Und sogar die „Rote Fahne – Zentralorgan der Kommunistischen Partei Österreichs“ würdigte in ihrer Ausgabe vom 3. Juli 1929 auf Seite 3 die Fähigkeiten Finks in einem Nachruf:
Fink war einer der besten Diplomaten der Christlichsozialen Partei und verstand es glänzend, auch in den verwickeltsten Situationen die Brücke zwischen den Christlichsozialen und der Sozialdemokratischen Partei zu spannen.

Das „Vorarlberger Volkblatt“ druckte am 5. Juli 1929 alle gehaltenen Grabreden ab und vermerkte in der Einleitung auf Seite 1:
Mit Neid haben gestern die Schwestergemeinden des Bregenzerwaldes auf Andelsbuch gesehen, denn die Geschichte weiß nicht zu berichten, daß jemals eine so große Anzahl Trauergäste und darunter die höchsten Persönlichkeiten des Staates in einer Landgemeinde an der Bregenzerach zusammengekommen wären, um einem Bauern die letzte Ehre zu erweisen.

Mit dem Portal ANNO (Austrian Newspapers Online) der Österreichischen Nationalbibliothek ist es auch für den Laien ein Leichtes, solche Meldungen in historischen Zeitungen zu finden und via Internet kostenlos abzurufen. Durch die Partnerschaft der Natio­nalbibliothek mit anderen Bibliotheken in ganz Österreich können aktuell schon über sieben Millionen Seiten online angeboten werden. Der Beitrag der Vorarlberger Landesbibliothek war die Kostenübernahme für die Digitalisierung zahlreicher Vorarlberger Zeitungen (Vorarlberger Tagblatt, Vorarlberger Volksblatt, Feldkircher Anzeiger …), die nun auf ANNO benutzerfreundlich präsentiert werden. Bei einer stetig anwachsenden Zahl von Seiten kann auch der Volltext durchsucht werden.
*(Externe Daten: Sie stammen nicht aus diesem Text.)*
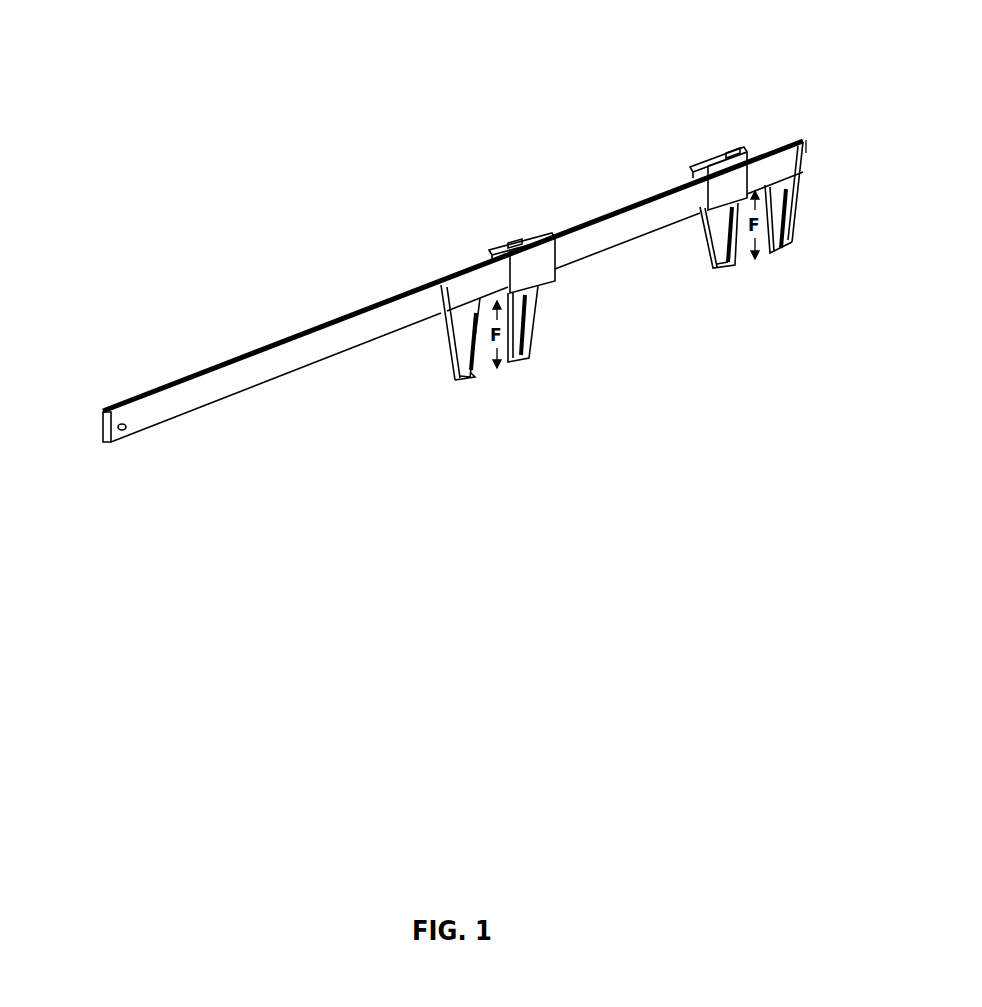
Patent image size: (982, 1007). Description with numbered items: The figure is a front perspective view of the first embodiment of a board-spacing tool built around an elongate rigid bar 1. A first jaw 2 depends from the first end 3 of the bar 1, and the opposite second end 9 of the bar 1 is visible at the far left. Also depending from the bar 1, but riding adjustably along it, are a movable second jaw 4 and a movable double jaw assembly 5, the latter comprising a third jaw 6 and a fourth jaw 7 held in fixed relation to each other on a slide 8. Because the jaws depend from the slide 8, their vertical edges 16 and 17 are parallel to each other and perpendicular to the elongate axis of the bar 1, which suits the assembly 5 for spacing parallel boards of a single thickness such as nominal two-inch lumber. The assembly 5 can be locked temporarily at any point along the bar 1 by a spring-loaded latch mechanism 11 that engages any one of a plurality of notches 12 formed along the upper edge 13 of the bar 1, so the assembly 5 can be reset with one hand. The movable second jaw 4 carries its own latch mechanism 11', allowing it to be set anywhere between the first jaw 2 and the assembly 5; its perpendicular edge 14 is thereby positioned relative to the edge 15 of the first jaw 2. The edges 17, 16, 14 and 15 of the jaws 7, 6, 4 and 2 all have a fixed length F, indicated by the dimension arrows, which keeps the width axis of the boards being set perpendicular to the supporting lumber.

The rigid bar 1 is at (218, 390).
The first jaw 2 is at (778, 185).
The first end 3 is at (804, 146).
The movable second jaw 4 is at (727, 147).
The movable double jaw assembly 5 is at (528, 226).
The third jaw 6 is at (525, 330).
The fourth jaw 7 is at (455, 347).
The slide 8 is at (453, 303).
The second end 9 is at (103, 436).
The spring-loaded latch mechanism 11 is at (523, 194).
The latch mechanism 11' is at (695, 104).
The notches 12 is at (297, 339).
The upper edge 13 is at (308, 333).
The perpendicular edge 14 is at (739, 225).
The edge 15 is at (780, 240).
The vertical edge 16 is at (527, 357).
The vertical edge 17 is at (476, 368).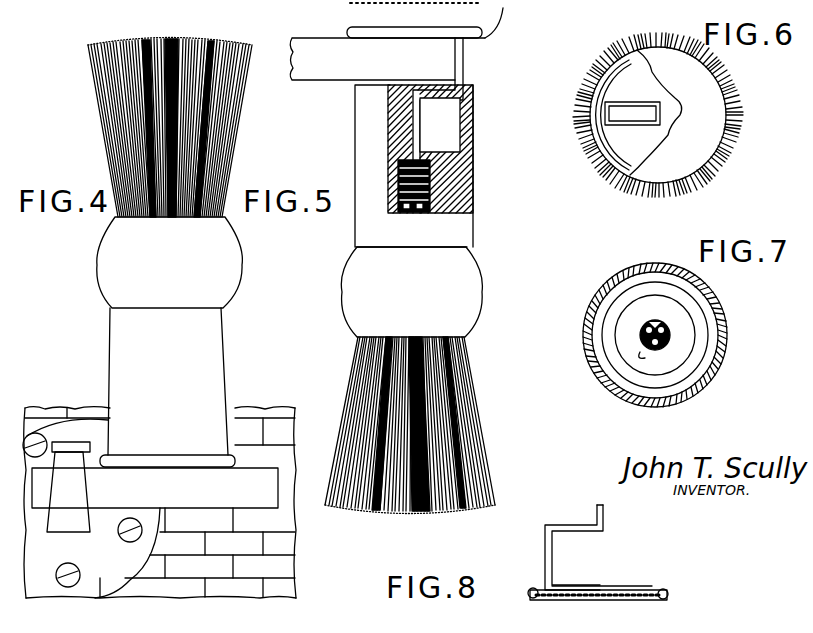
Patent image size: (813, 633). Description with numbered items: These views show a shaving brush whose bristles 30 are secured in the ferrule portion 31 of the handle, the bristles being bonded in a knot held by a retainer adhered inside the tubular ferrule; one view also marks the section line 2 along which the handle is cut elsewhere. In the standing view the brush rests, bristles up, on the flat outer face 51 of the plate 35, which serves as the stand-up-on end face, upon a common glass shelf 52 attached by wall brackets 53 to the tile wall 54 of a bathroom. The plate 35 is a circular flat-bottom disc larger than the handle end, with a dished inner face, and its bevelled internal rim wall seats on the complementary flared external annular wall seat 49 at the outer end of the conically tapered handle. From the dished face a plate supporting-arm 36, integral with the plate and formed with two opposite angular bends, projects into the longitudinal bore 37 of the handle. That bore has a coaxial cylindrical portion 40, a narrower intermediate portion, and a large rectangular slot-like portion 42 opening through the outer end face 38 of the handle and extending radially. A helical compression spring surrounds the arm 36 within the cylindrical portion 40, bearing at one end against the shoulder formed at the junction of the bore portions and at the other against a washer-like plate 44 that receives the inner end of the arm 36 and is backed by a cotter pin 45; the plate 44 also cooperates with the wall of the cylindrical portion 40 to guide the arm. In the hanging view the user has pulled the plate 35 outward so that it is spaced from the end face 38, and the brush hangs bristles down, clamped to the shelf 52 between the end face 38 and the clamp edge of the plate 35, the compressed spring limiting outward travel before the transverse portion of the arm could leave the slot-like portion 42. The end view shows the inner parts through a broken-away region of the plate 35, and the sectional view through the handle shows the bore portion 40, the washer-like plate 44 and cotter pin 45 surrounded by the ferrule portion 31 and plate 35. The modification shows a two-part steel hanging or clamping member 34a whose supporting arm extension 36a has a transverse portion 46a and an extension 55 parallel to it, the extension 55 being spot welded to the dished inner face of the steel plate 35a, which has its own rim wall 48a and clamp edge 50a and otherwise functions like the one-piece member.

In FIG. 4, the section line 2 is at (172, 3).
In FIG. 6, the bristles 30 is at (690, 186).
In FIG. 6, the ferrule portion 31 is at (618, 175).
In FIG. 7, the ferrule portion 31 is at (625, 275).
In FIG. 8, the brush hanging or clamping member 34a is at (605, 518).
In FIG. 5, the plate 35 is at (348, 30).
In FIG. 7, the plate 35 is at (705, 380).
In FIG. 8, the plate 35a is at (670, 597).
In FIG. 5, the plate supporting-arm 36 is at (455, 62).
In FIG. 6, the plate supporting-arm 36 is at (638, 110).
In FIG. 8, the supporting arm extension 36a is at (545, 550).
In FIG. 7, the longitudinal bore 37 is at (685, 345).
In FIG. 5, the outer end face of the handle 38 is at (470, 84).
In FIG. 6, the outer end face of the handle 38 is at (640, 147).
In FIG. 5, the cylindrical portion of the bore 40 is at (421, 212).
In FIG. 5, the slot-like portion of the bore 42 is at (455, 125).
In FIG. 7, the washer-like plate 44 is at (672, 332).
In FIG. 7, the cotter pin 45 is at (652, 360).
In FIG. 8, the transverse portion 46a is at (565, 525).
In FIG. 8, the internal annular rim wall 48a is at (653, 590).
In FIG. 5, the external annular wall seat 49 is at (364, 82).
In FIG. 6, the external annular wall seat 49 is at (600, 118).
In FIG. 8, the clamp edge or face 50a is at (665, 590).
In FIG. 6, the outer face 51 is at (715, 105).
In FIG. 4, the glass shelf 52 is at (155, 488).
In FIG. 5, the glass shelf 52 is at (387, 59).
In FIG. 4, the wall brackets 53 is at (42, 418).
In FIG. 4, the tile wall 54 is at (253, 425).
In FIG. 8, the extension 55 is at (585, 588).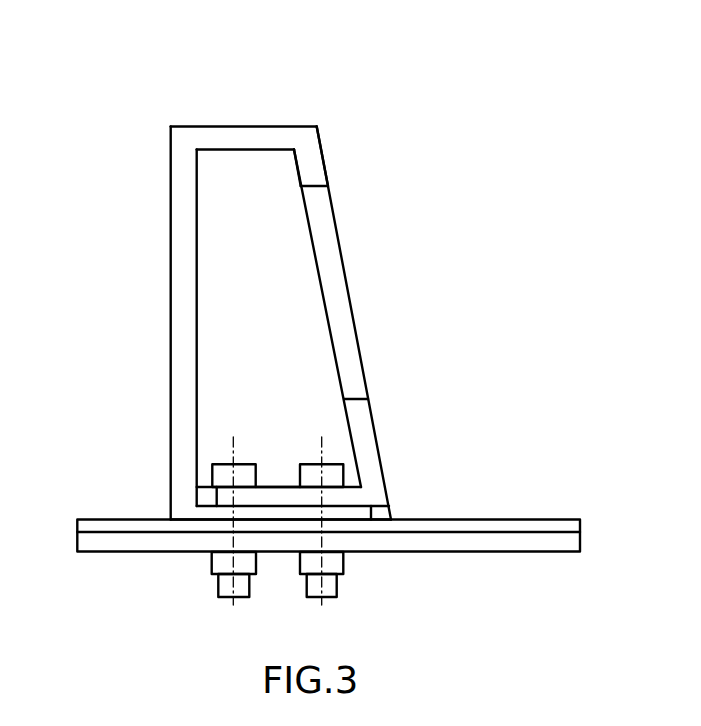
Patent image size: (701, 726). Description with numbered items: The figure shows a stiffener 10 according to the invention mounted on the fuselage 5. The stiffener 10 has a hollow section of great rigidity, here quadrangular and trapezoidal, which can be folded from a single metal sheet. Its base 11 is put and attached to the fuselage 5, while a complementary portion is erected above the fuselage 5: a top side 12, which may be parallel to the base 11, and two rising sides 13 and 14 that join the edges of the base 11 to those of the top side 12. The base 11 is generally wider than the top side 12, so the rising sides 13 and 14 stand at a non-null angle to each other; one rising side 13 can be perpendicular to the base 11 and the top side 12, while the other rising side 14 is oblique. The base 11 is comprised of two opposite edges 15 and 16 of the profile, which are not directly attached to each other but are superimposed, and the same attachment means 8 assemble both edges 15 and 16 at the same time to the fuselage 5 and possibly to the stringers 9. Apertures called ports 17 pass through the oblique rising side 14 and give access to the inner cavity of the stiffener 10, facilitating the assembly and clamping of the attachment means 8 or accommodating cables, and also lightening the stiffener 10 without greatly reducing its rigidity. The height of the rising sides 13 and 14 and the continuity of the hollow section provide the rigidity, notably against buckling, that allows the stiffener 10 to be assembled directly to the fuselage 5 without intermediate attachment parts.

Allerdings stehen die digitalisierten Zeitungen nur bis 1946 online zur Verfügung, da es das österreichische Urheberrecht verbietet, jüngere Ausgaben frei verfügbar zu machen.

http://anno.onb.ac.at

 

Sein Lebenslauf:

1853: Jodok Fink wurde in Andelsbuch als siebtes von zehn Kindern geboren.

1886: Heirat mit Maria Katharina Meus­burger, mit der er zwölf Kinder hatte.

1888-1897: Gemeindevorsteher von Andelsbuch.

1890–1918: als Landtagsabgeordneter setzte er sich besonders für die Einführung des Verhältniswahlrechts, den Bau der Bregenzerwälderbahn und die Gründung einer Landes-Hypothekenbank ein.

1897–1918: Fink machte sich als Abgeordneter zum Reichsrat vor allem als Vertreter der Anliegen der Bauern einen Namen.

1918: Auf Finks Vorschlag hin wurde Otto Ender im November 1918 zum Vorarlberger Landespräsidenten ernannt und das Land aus der Tiroler Verwaltung herausgelöst.

1919–1920: Als Vizekanzler in den Kabinetten Karl Renner I und II unternahm er alles Mögliche, um der jungen Republik Österreich das Überleben zu sichern.

–1929: blieb er einfacher Nationalratsabgeordneter, der jedoch in seiner Partei immer noch über großen Einfluss verfügte.